I found myself walking there late last December, promising myself I'd return in the spring or summer and see how the place looked, green. So I did.

I parked nearby and set out on foot. As I rounded the first turn, surprise surprise! A truck rose up over the railroad bridge and started down towards me! I remember laughing and thinking it must be the most traffic the road had seen in a while. There's some kind of facility at the end of the drivable part of the road, and that must be what the truck was coming back from (the service vehicle gate at Albion Road was open, in fact). I was charmed by the idea that, at least for the moment, I was seeing it just how it would have looked on a less busy day in the 80s. I was tempted, really tempted, to run back to my car and drive the stretch while it was open. But I thought better of it. It's just as well; the gate was closed again when I eventually made my way back.

Until around 1990, this would have been your view as you, having exited the 427, came to the end of Indian Line Road at Albion Road. There was a signaled intersection here at the time. Today, there's no intersection; this road is closed.

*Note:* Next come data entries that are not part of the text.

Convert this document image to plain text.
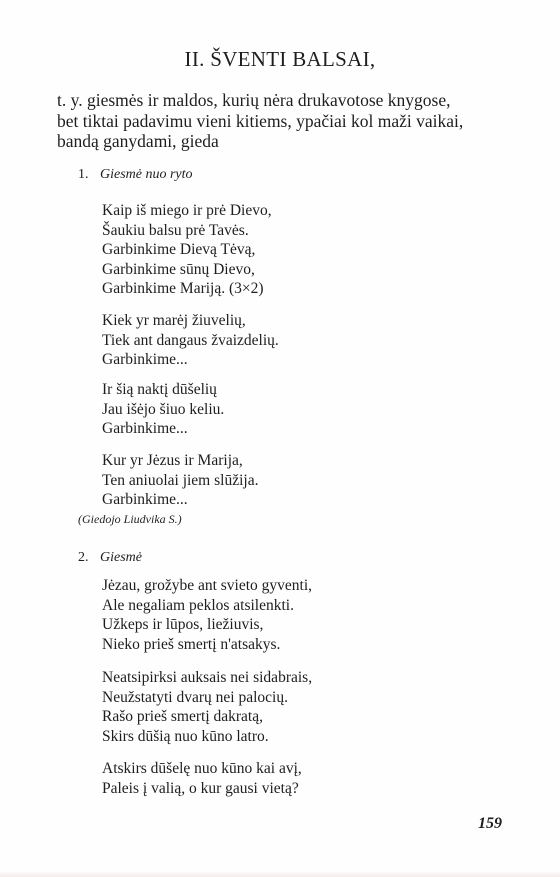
II. ŠVENTI BALSAI,
t. y. giesmės ir maldos, kurių nėra drukavotose knygose,
bet tiktai padavimu vieni kitiems, ypačiai kol maži vaikai,
bandą ganydami, gieda
1. Giesmė nuo ryto
Kaip iš miego ir prė Dievo,
Šaukiu balsu prė Tavės.
Garbinkime Dievą Tėvą,
Garbinkime sūnų Dievo,
Garbinkime Mariją. (3×2)
Kiek yr marėj žiuvelių,
Tiek ant dangaus žvaizdelių.
Garbinkime...
Ir šią naktį dūšelių
Jau išėjo šiuo keliu.
Garbinkime...
Kur yr Jėzus ir Marija,
Ten aniuolai jiem slūžija.
Garbinkime...
(Giedojo Liudvika S.)
2. Giesmė
Jėzau, grožybe ant svieto gyventi,
Ale negaliam peklos atsilenkti.
Užkeps ir lūpos, liežiuvis,
Nieko prieš smertį n'atsakys.
Neatsipirksi auksais nei sidabrais,
Neužstatyti dvarų nei palocių.
Rašo prieš smertį dakratą,
Skirs dūšią nuo kūno latro.
Atskirs dūšelę nuo kūno kai avį,
Paleis į valią, o kur gausi vietą?
159
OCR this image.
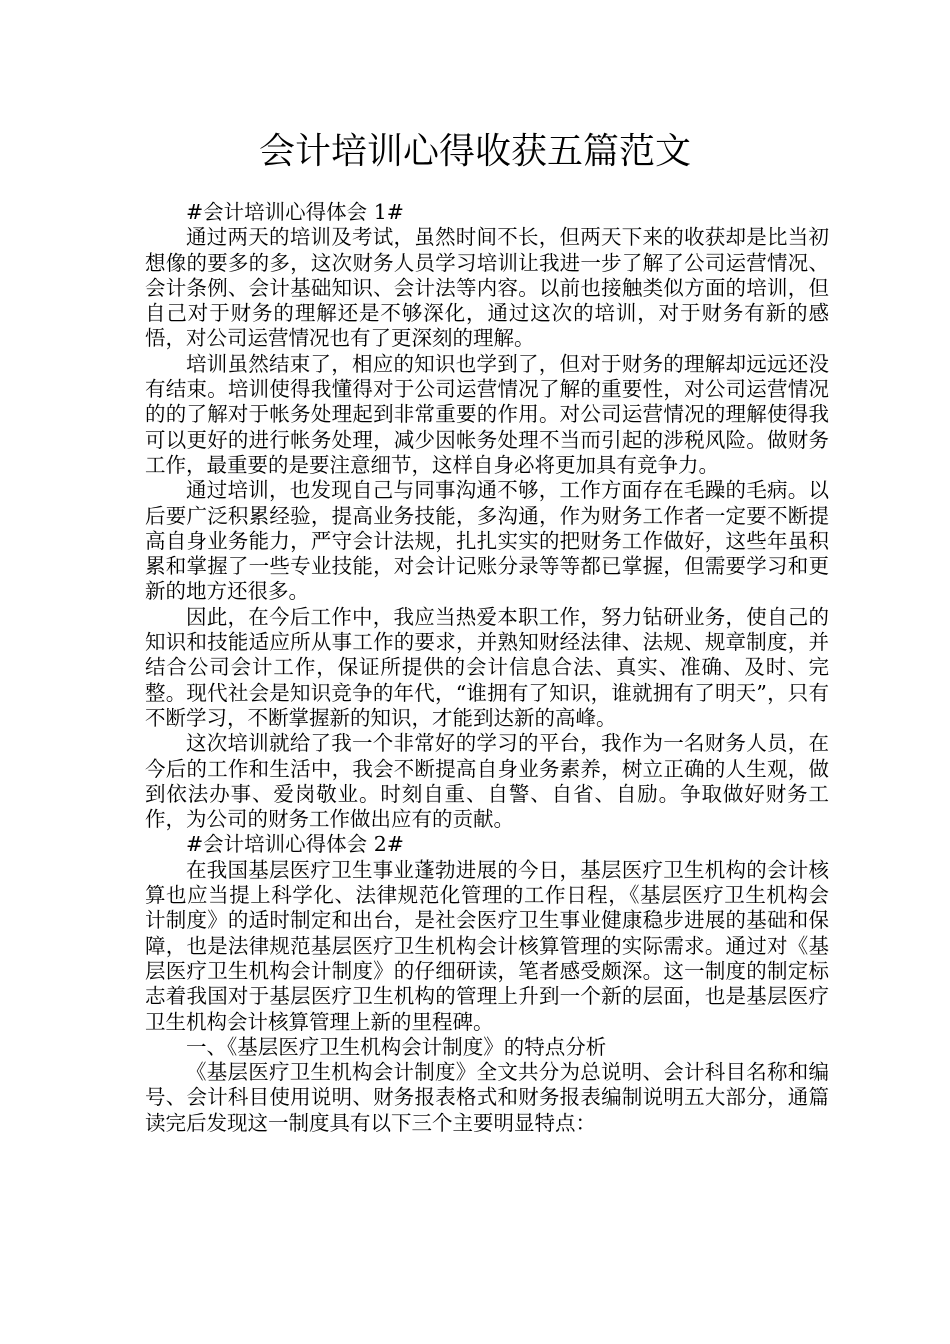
会计培训心得收获五篇范文

#会计培训心得体会 1#

通过两天的培训及考试，虽然时间不长，但两天下来的收获却是比当初想像的要多的多，这次财务人员学习培训让我进一步了解了公司运营情况、会计条例、会计基础知识、会计法等内容。以前也接触类似方面的培训，但自己对于财务的理解还是不够深化，通过这次的培训，对于财务有新的感悟，对公司运营情况也有了更深刻的理解。

培训虽然结束了，相应的知识也学到了，但对于财务的理解却远远还没有结束。培训使得我懂得对于公司运营情况了解的重要性，对公司运营情况的的了解对于帐务处理起到非常重要的作用。对公司运营情况的理解使得我可以更好的进行帐务处理，减少因帐务处理不当而引起的涉税风险。做财务工作，最重要的是要注意细节，这样自身必将更加具有竞争力。

通过培训，也发现自己与同事沟通不够，工作方面存在毛躁的毛病。以后要广泛积累经验，提高业务技能，多沟通，作为财务工作者一定要不断提高自身业务能力，严守会计法规，扎扎实实的把财务工作做好，这些年虽积累和掌握了一些专业技能，对会计记账分录等等都已掌握，但需要学习和更新的地方还很多。

因此，在今后工作中，我应当热爱本职工作，努力钻研业务，使自己的知识和技能适应所从事工作的要求，并熟知财经法律、法规、规章制度，并结合公司会计工作，保证所提供的会计信息合法、真实、准确、及时、完整。现代社会是知识竞争的年代，“谁拥有了知识，谁就拥有了明天”，只有不断学习，不断掌握新的知识，才能到达新的高峰。

这次培训就给了我一个非常好的学习的平台，我作为一名财务人员，在今后的工作和生活中，我会不断提高自身业务素养，树立正确的人生观，做到依法办事、爱岗敬业。时刻自重、自警、自省、自励。争取做好财务工作，为公司的财务工作做出应有的贡献。

#会计培训心得体会 2#

在我国基层医疗卫生事业蓬勃进展的今日，基层医疗卫生机构的会计核算也应当提上科学化、法律规范化管理的工作日程，《基层医疗卫生机构会计制度》的适时制定和出台，是社会医疗卫生事业健康稳步进展的基础和保障，也是法律规范基层医疗卫生机构会计核算管理的实际需求。通过对《基层医疗卫生机构会计制度》的仔细研读，笔者感受颇深。这一制度的制定标志着我国对于基层医疗卫生机构的管理上升到一个新的层面，也是基层医疗卫生机构会计核算管理上新的里程碑。

一、《基层医疗卫生机构会计制度》的特点分析

《基层医疗卫生机构会计制度》全文共分为总说明、会计科目名称和编号、会计科目使用说明、财务报表格式和财务报表编制说明五大部分，通篇读完后发现这一制度具有以下三个主要明显特点：
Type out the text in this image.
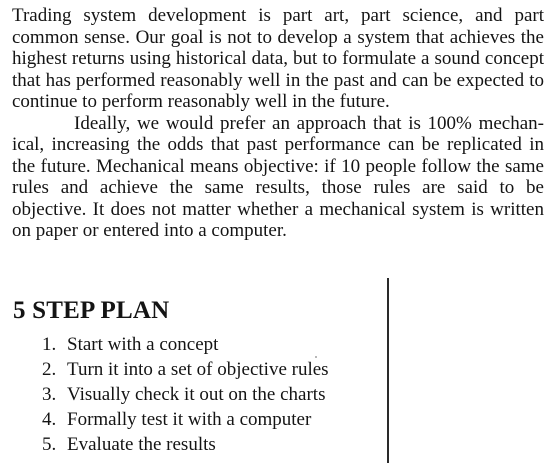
Trading system development is part art, part science, and part common sense. Our goal is not to develop a system that achieves the highest returns using historical data, but to formulate a sound concept that has performed reasonably well in the past and can be expected to continue to perform reasonably well in the future.

Ideally, we would prefer an approach that is 100% mechanical, increasing the odds that past performance can be replicated in the future. Mechanical means objective: if 10 people follow the same rules and achieve the same results, those rules are said to be objective. It does not matter whether a mechanical system is written on paper or entered into a computer.

5 STEP PLAN
1. Start with a concept
2. Turn it into a set of objective rules
3. Visually check it out on the charts
4. Formally test it with a computer
5. Evaluate the results
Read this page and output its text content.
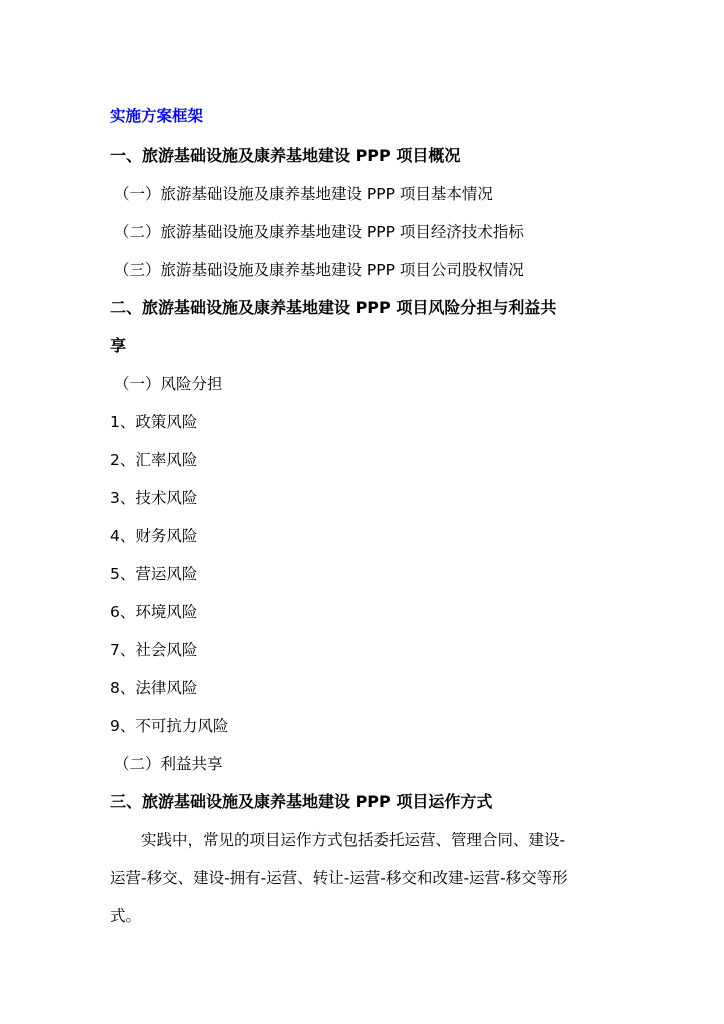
实施方案框架
一、旅游基础设施及康养基地建设 PPP 项目概况
（一）旅游基础设施及康养基地建设 PPP 项目基本情况
（二）旅游基础设施及康养基地建设 PPP 项目经济技术指标
（三）旅游基础设施及康养基地建设 PPP 项目公司股权情况
二、旅游基础设施及康养基地建设 PPP 项目风险分担与利益共
享
（一）风险分担
1、政策风险
2、汇率风险
3、技术风险
4、财务风险
5、营运风险
6、环境风险
7、社会风险
8、法律风险
9、不可抗力风险
（二）利益共享
三、旅游基础设施及康养基地建设 PPP 项目运作方式
　　实践中，常见的项目运作方式包括委托运营、管理合同、建设-
运营-移交、建设-拥有-运营、转让-运营-移交和改建-运营-移交等形
式。
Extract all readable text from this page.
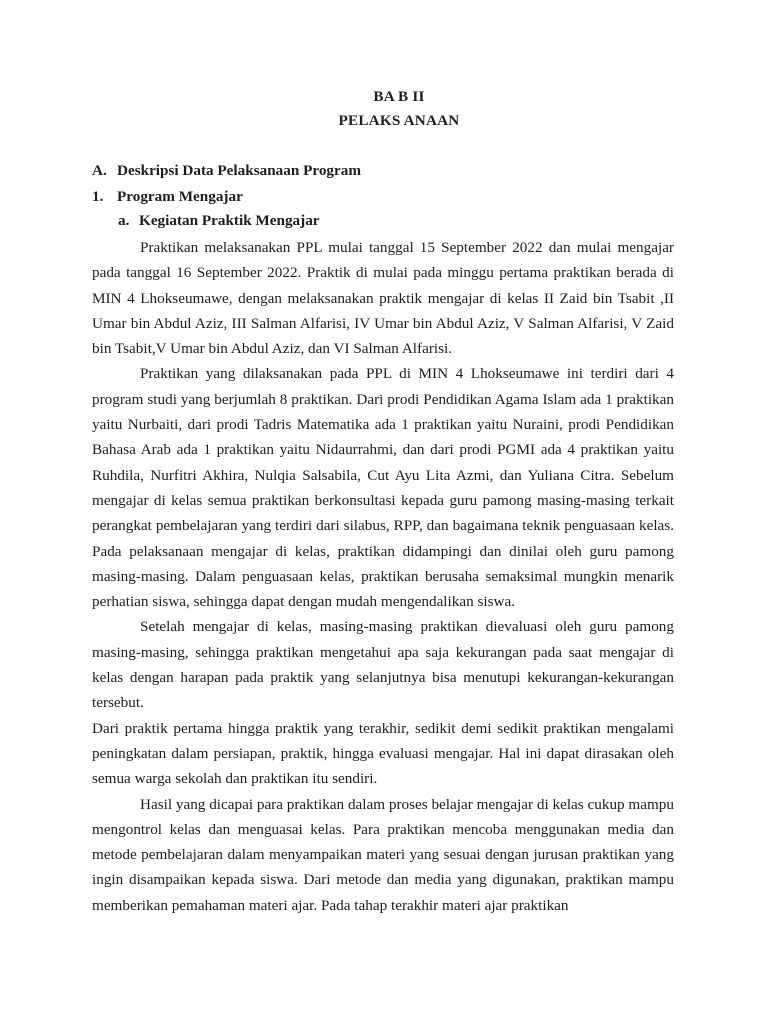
BA B II
PELAKS ANAAN
A. Deskripsi Data Pelaksanaan Program
1. Program Mengajar
a. Kegiatan Praktik Mengajar

Praktikan melaksanakan PPL mulai tanggal 15 September 2022 dan mulai mengajar pada tanggal 16 September 2022. Praktik di mulai pada minggu pertama praktikan berada di MIN 4 Lhokseumawe, dengan melaksanakan praktik mengajar di kelas II Zaid bin Tsabit ,II Umar bin Abdul Aziz, III Salman Alfarisi, IV Umar bin Abdul Aziz, V Salman Alfarisi, V Zaid bin Tsabit,V Umar bin Abdul Aziz, dan VI Salman Alfarisi.

Praktikan yang dilaksanakan pada PPL di MIN 4 Lhokseumawe ini terdiri dari 4 program studi yang berjumlah 8 praktikan. Dari prodi Pendidikan Agama Islam ada 1 praktikan yaitu Nurbaiti, dari prodi Tadris Matematika ada 1 praktikan yaitu Nuraini, prodi Pendidikan Bahasa Arab ada 1 praktikan yaitu Nidaurrahmi, dan dari prodi PGMI ada 4 praktikan yaitu Ruhdila, Nurfitri Akhira, Nulqia Salsabila, Cut Ayu Lita Azmi, dan Yuliana Citra. Sebelum mengajar di kelas semua praktikan berkonsultasi kepada guru pamong masing-masing terkait perangkat pembelajaran yang terdiri dari silabus, RPP, dan bagaimana teknik penguasaan kelas. Pada pelaksanaan mengajar di kelas, praktikan didampingi dan dinilai oleh guru pamong masing-masing. Dalam penguasaan kelas, praktikan berusaha semaksimal mungkin menarik perhatian siswa, sehingga dapat dengan mudah mengendalikan siswa.

Setelah mengajar di kelas, masing-masing praktikan dievaluasi oleh guru pamong masing-masing, sehingga praktikan mengetahui apa saja kekurangan pada saat mengajar di kelas dengan harapan pada praktik yang selanjutnya bisa menutupi kekurangan-kekurangan tersebut.

Dari praktik pertama hingga praktik yang terakhir, sedikit demi sedikit praktikan mengalami peningkatan dalam persiapan, praktik, hingga evaluasi mengajar. Hal ini dapat dirasakan oleh semua warga sekolah dan praktikan itu sendiri.

Hasil yang dicapai para praktikan dalam proses belajar mengajar di kelas cukup mampu mengontrol kelas dan menguasai kelas. Para praktikan mencoba menggunakan media dan metode pembelajaran dalam menyampaikan materi yang sesuai dengan jurusan praktikan yang ingin disampaikan kepada siswa. Dari metode dan media yang digunakan, praktikan mampu memberikan pemahaman materi ajar. Pada tahap terakhir materi ajar praktikan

Heading down Indian Line Road (Albion Road is behind me), I was very surprised to see... traffic! This was, probably, a service vehicle returning from a facility at the end of the accessible stretch of Indian Line Road.

Life on Indian Line Road. Some little robin has made a successful escape from the egg into the big wide world.

Till about 1990 or so, this would have been your view as you entered the 427 (in the left background in this shot). This was the northern limit of the 427 at the time.

Originally, Indian Line Road skirted the lip of the valley of the West Humber River. When the flood control dam was built in the mid-60s, that valley became the reservoir, and submerged part of the road. By then, Indian Line had been diverted to its present course (its bridge across the river was roughly where the much larger 427 bridge is now). I didn't realize that when I was there in December. This time, I decided to walk the old trail. I came to places where someone had been doing replanting work, and strange things had been done with the logs of old trees. Some of them look like they'd been put out as diving boards to let the workers cool off, perhaps. I also found what must have been someone's boat launch years ago. In fact, I padded down it to the reservoir and for about half an hour I sat there with my feet in the water, just taking it all in. While I was there, I noticed a guy fishing to the north of me. Cranking my cameras up to 11, I could just barely get a few shots of him. After that, I headed back, retracing my steps.

Looking south down what was once, even further back in time, Indian Line Road as it runs along the lip of the West Humber valley. On the right is that valley, now the Claireville Reservoir.


From there, I thought I'd stop in at the conjunction of Islington Avenue, Rexdale Blvd., and the 401, where Rexdale Mall stood for about 40 years. I never visited it myself, but it was still kind of sad to learn it had been torn down. It's been replaced, it turns out, by a big Wal-mart and a lot of open plazas. The days of the enclosed mall seem to be over in Canada, at least for now.